Plus largement, le régiment Azov est souvent pris comme exemple sur Internet pour illustrer le discours de la propagande russe, rapporte RTBF.
En Occident aussi, la présence d'Azov est souvent pointée du doigt, notamment sur les réseaux sociaux. Beaucoup d'utilisateurs ont par exemple repéré le logo du groupe sur les uniformes de certains soldats au front:
Voilà à quoi l'#OTAN distribue des armes, voyez en bas à droite le joli logo AZOV sur la manche de ce salopard. pic.twitter.com/hrwZlrrlpP
— Viktor Shavarov - Виктор шаваров (@ShavarovG) March 9, 2022
Le régiment Azov est également brandi par les milieux prorusses qui, ne souhaitant pas condamner l'invasion, justifient ainsi l'opération militaire russe.
Tout cela laisse supposer que les accusations de la Russie ne sont pas, au fond, si erronées. La réalité est, comme d'habitude, plus compliquée. Pour comprendre la portée réelle de ces informations, il faut les mettre en perspective.

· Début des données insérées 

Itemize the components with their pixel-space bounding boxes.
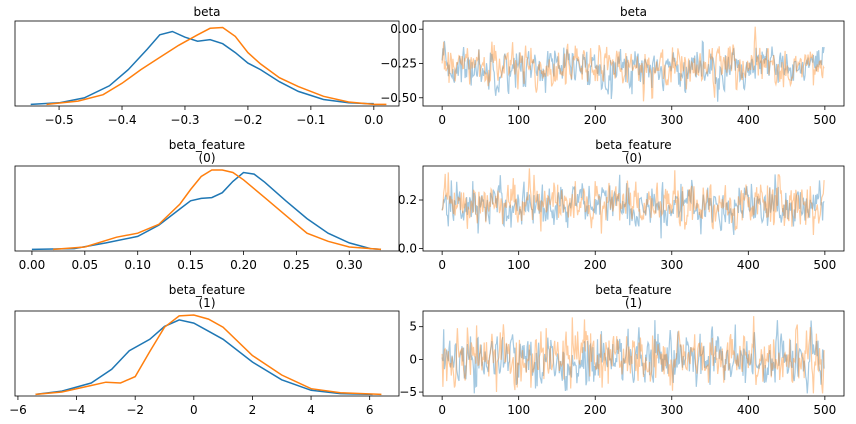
x-tick-label: −6	[9, 403, 27, 417]
plot-area	[441, 168, 825, 239]
x-tick-label: 2	[249, 403, 257, 417]
x-tick-label: 4	[307, 403, 315, 417]
y-tick-label: −5	[399, 385, 417, 399]
panel-subtitle: (0)	[199, 151, 216, 165]
y-tick-label: 5	[409, 320, 417, 334]
panel-title: beta_feature	[169, 283, 245, 297]
panel-subtitle: (0)	[625, 151, 642, 165]
x-tick-label: −4	[68, 403, 86, 417]
density-line-chain-0	[35, 319, 373, 396]
density-line-chain-1	[35, 314, 382, 396]
y-tick-label: 0	[409, 352, 417, 366]
x-tick-label: 0	[438, 403, 446, 417]
x-tick-label: 0.0	[364, 113, 383, 127]
x-tick-label: 100	[507, 113, 530, 127]
x-tick-label: −0.1	[296, 113, 325, 127]
x-tick-label: 400	[737, 403, 760, 417]
trace-line-chain-0	[441, 40, 825, 102]
x-tick-label: 100	[507, 403, 530, 417]
y-tick-label: −0.25	[380, 57, 417, 71]
y-tick-label: 0.00	[390, 22, 417, 36]
x-tick-label: 0.15	[177, 258, 204, 272]
trace-line-chain-1	[441, 26, 825, 102]
x-tick-label: 0.25	[283, 258, 310, 272]
density-line-chain-1	[46, 26, 387, 106]
x-tick-label: 400	[737, 113, 760, 127]
panel-title: beta	[620, 5, 647, 19]
panel-subtitle: (1)	[199, 296, 216, 310]
x-tick-label: −0.3	[170, 113, 199, 127]
x-tick-label: −0.4	[107, 113, 136, 127]
x-tick-label: 200	[584, 258, 607, 272]
x-tick-label: 500	[813, 113, 836, 127]
y-tick-label: −0.50	[380, 91, 417, 105]
panel-title: beta_feature	[169, 138, 245, 152]
x-tick-label: 500	[813, 403, 836, 417]
axes-frame	[14, 20, 400, 107]
x-tick-label: −0.5	[44, 113, 73, 127]
x-tick-label: 0	[190, 403, 198, 417]
plot-area	[441, 26, 825, 102]
trace-line-chain-1	[441, 168, 825, 236]
panel-title: beta_feature	[595, 138, 671, 152]
y-tick-label: 0.2	[398, 193, 417, 207]
x-tick-label: 500	[813, 258, 836, 272]
plot-area	[35, 314, 382, 396]
axes-frame	[422, 310, 845, 397]
density-line-chain-0	[30, 30, 374, 106]
panel-title: beta_feature	[595, 283, 671, 297]
y-tick-label: 0.0	[398, 242, 417, 256]
plot-area	[441, 316, 825, 394]
x-tick-label: 400	[737, 258, 760, 272]
x-tick-label: 300	[660, 258, 683, 272]
x-tick-label: 6	[366, 403, 374, 417]
density-line-chain-0	[31, 171, 382, 251]
x-tick-label: −0.2	[233, 113, 262, 127]
panel-5: beta_feature(1) 0 100 200 300 400 500 5 0 −5	[399, 283, 845, 417]
trace-line-chain-0	[441, 174, 825, 239]
panel-4: beta_feature(1) −6 −4 −2 0 2 4 6	[9, 283, 400, 417]
plot-area	[30, 26, 387, 106]
x-tick-label: 0.00	[19, 258, 46, 272]
axes-frame	[422, 165, 845, 252]
x-tick-label: 0.30	[336, 258, 363, 272]
x-tick-label: 0.10	[124, 258, 151, 272]
density-line-chain-1	[53, 169, 382, 251]
panel-0: beta −0.5 −0.4 −0.3 −0.2 −0.1 0.0	[14, 5, 400, 127]
x-tick-label: 200	[584, 113, 607, 127]
panel-title: beta	[193, 5, 220, 19]
axes-frame	[14, 165, 400, 252]
x-tick-label: 200	[584, 403, 607, 417]
x-tick-label: 0.20	[230, 258, 257, 272]
x-tick-label: 100	[507, 258, 530, 272]
x-tick-label: 0	[438, 113, 446, 127]
x-tick-label: 0.05	[71, 258, 98, 272]
x-tick-label: 0	[438, 258, 446, 272]
panel-2: beta_feature(0) 0.00 0.05 0.10 0.15 0.20 0.25 0…	[14, 138, 400, 272]
axes-frame	[14, 310, 400, 397]
panel-subtitle: (1)	[625, 296, 642, 310]
x-tick-label: 300	[660, 403, 683, 417]
trace-line-chain-0	[441, 320, 825, 394]
panel-1: beta 0 100 200 300 400 500 0.00 −0.25 −0.50	[380, 5, 845, 127]
panel-3: beta_feature(0) 0 100 200 300 400 500 0.0 0.2	[398, 138, 845, 272]
x-tick-label: −2	[126, 403, 144, 417]
x-tick-label: 300	[660, 113, 683, 127]
plot-area	[31, 169, 382, 251]
trace-line-chain-1	[441, 316, 825, 394]
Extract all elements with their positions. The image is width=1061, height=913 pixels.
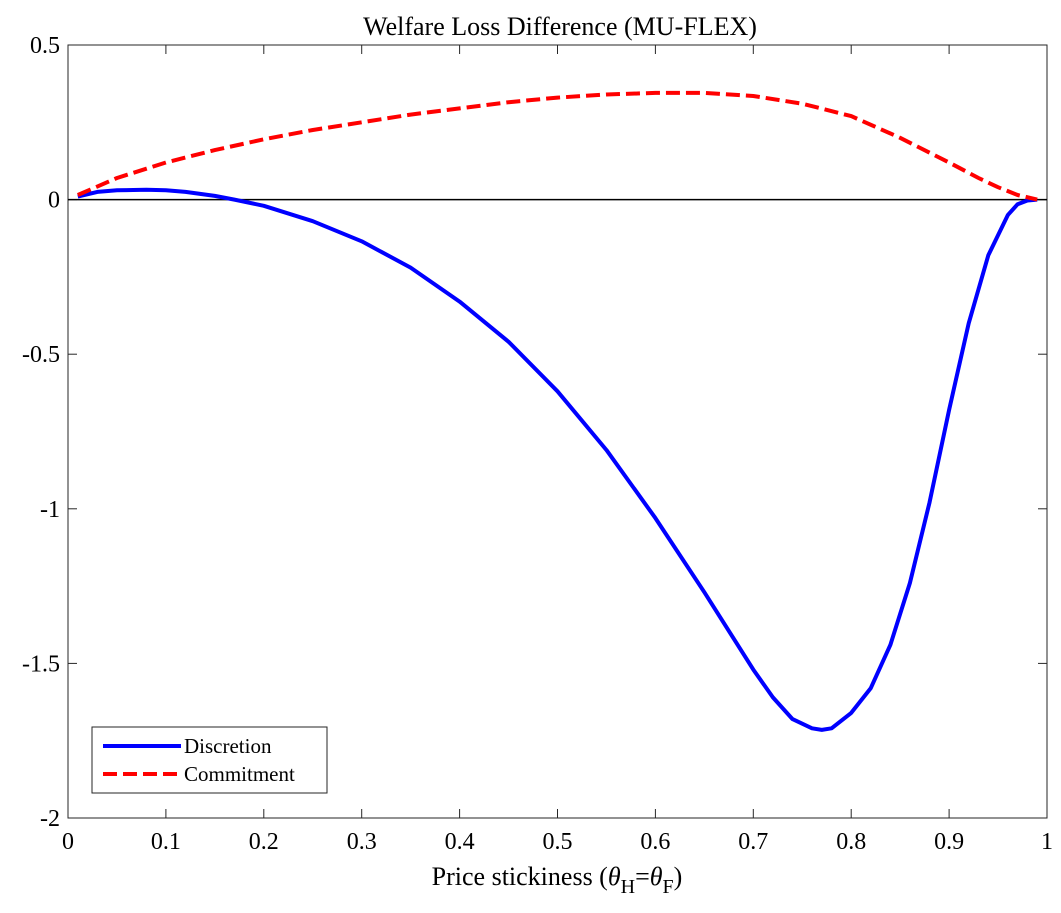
x-tick-label: 0.6 bbox=[640, 829, 670, 855]
x-tick-label: 0.2 bbox=[249, 829, 279, 855]
x-tick-label: 0.7 bbox=[738, 829, 768, 855]
x-tick-label: 1 bbox=[1041, 829, 1053, 855]
x-tick-label: 0.8 bbox=[836, 829, 866, 855]
x-tick-label: 0.9 bbox=[934, 829, 964, 855]
x-axis-title: Price stickiness (θH=θF) bbox=[432, 862, 683, 898]
chart-title: Welfare Loss Difference (MU-FLEX) bbox=[363, 12, 757, 41]
y-tick-label: -1.5 bbox=[22, 651, 60, 677]
x-tick-label: 0.3 bbox=[347, 829, 377, 855]
legend-label-commitment: Commitment bbox=[184, 762, 295, 786]
series-layer bbox=[77, 90, 1038, 732]
x-tick-label: 0.5 bbox=[543, 829, 573, 855]
y-tick-label: -1 bbox=[40, 497, 60, 523]
y-tick-label: 0.5 bbox=[30, 33, 60, 59]
plot-area bbox=[67, 44, 1048, 819]
y-tick-label: -2 bbox=[40, 806, 60, 832]
x-tick-label: 0.1 bbox=[151, 829, 181, 855]
series-line-commitment bbox=[77, 90, 1038, 202]
legend-box bbox=[91, 726, 328, 794]
y-tick-label: 0 bbox=[48, 188, 60, 214]
legend: Discretion Commitment bbox=[91, 726, 328, 794]
x-tick-label: 0 bbox=[62, 829, 74, 855]
x-axis-ticks: 0 0.1 0.2 0.3 0.4 0.5 0.6 0.7 0.8 0.9 1 bbox=[62, 45, 1053, 855]
y-tick-label: -0.5 bbox=[22, 342, 60, 368]
series-line-discretion bbox=[77, 187, 1038, 732]
y-axis-ticks: 0.5 0 -0.5 -1 -1.5 -2 bbox=[22, 33, 1047, 832]
legend-label-discretion: Discretion bbox=[184, 734, 272, 758]
x-tick-label: 0.4 bbox=[445, 829, 475, 855]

Tout d'abord, le régiment Azov ne représente qu'une petite portion des troupes ukrainiennes: il compterait entre 3500 et 5000 hommes, contre un total de 250 000 militaires. Autrement dit, il s'agit d'un phénomène très minoritaire au sein du pays, comme l'affirme Franceinfo.
L'échec du parti politique Corps national, créé en 2016 par le fondateur du régiment d'Azov, en est la preuve. Lors des élections de 2019, la formation, associée avec d'autres groupes politiques d'extrême droite, n'a totalisé que 2% des votes.
Parler de l'Ukraine en se basant uniquement sur ce groupe est donc très réducteur. D'autant plus qu'il est utilisé de manière ambiguë par le récit officiel du Kremlin. D'un côté, Moscou ne cesse d'en faire un exemple pour justifier son invasion. De l'autre, son objectif est, en vérité, beaucoup plus large.
Selon Poutine, «tous les Ukrainiens qui résistent à la Russie sont des nationalistes fascistes. Donc, quand il parle de dénazifier l’Ukraine, il parle de renverser le gouvernement et d’éliminer toute la classe politique ukrainienne. Ça n’a absolument rien à voir avec des groupes d’extrême droite comme Azov», explique dans le média canadien 24 Heures Dominique Arel, professeur à Ottawa.
Il est dernièrement intéressant de remarquer que certaines des photos qui ont réapparu ces jours-ci sur les réseaux sociaux datent d'avant le début de la guerre. Cette image montrant des soldats posant avec une croix-gammée remonte par exemple à 2014:
Aujourd'hui, les combattants d'Azov se montrent plus discrets, note Libération. On peut néanmoins en voir plusieurs arborer ostensiblement des soleils noirs nazis sur leurs équipements. Dans certains canaux d’échanges, moins visibles depuis l'extérieur, les références nazies fusent. Ce faisant, ces défenseurs autoproclamés de l'Ukraine font, paradoxalement, le jeu de l'ennemi.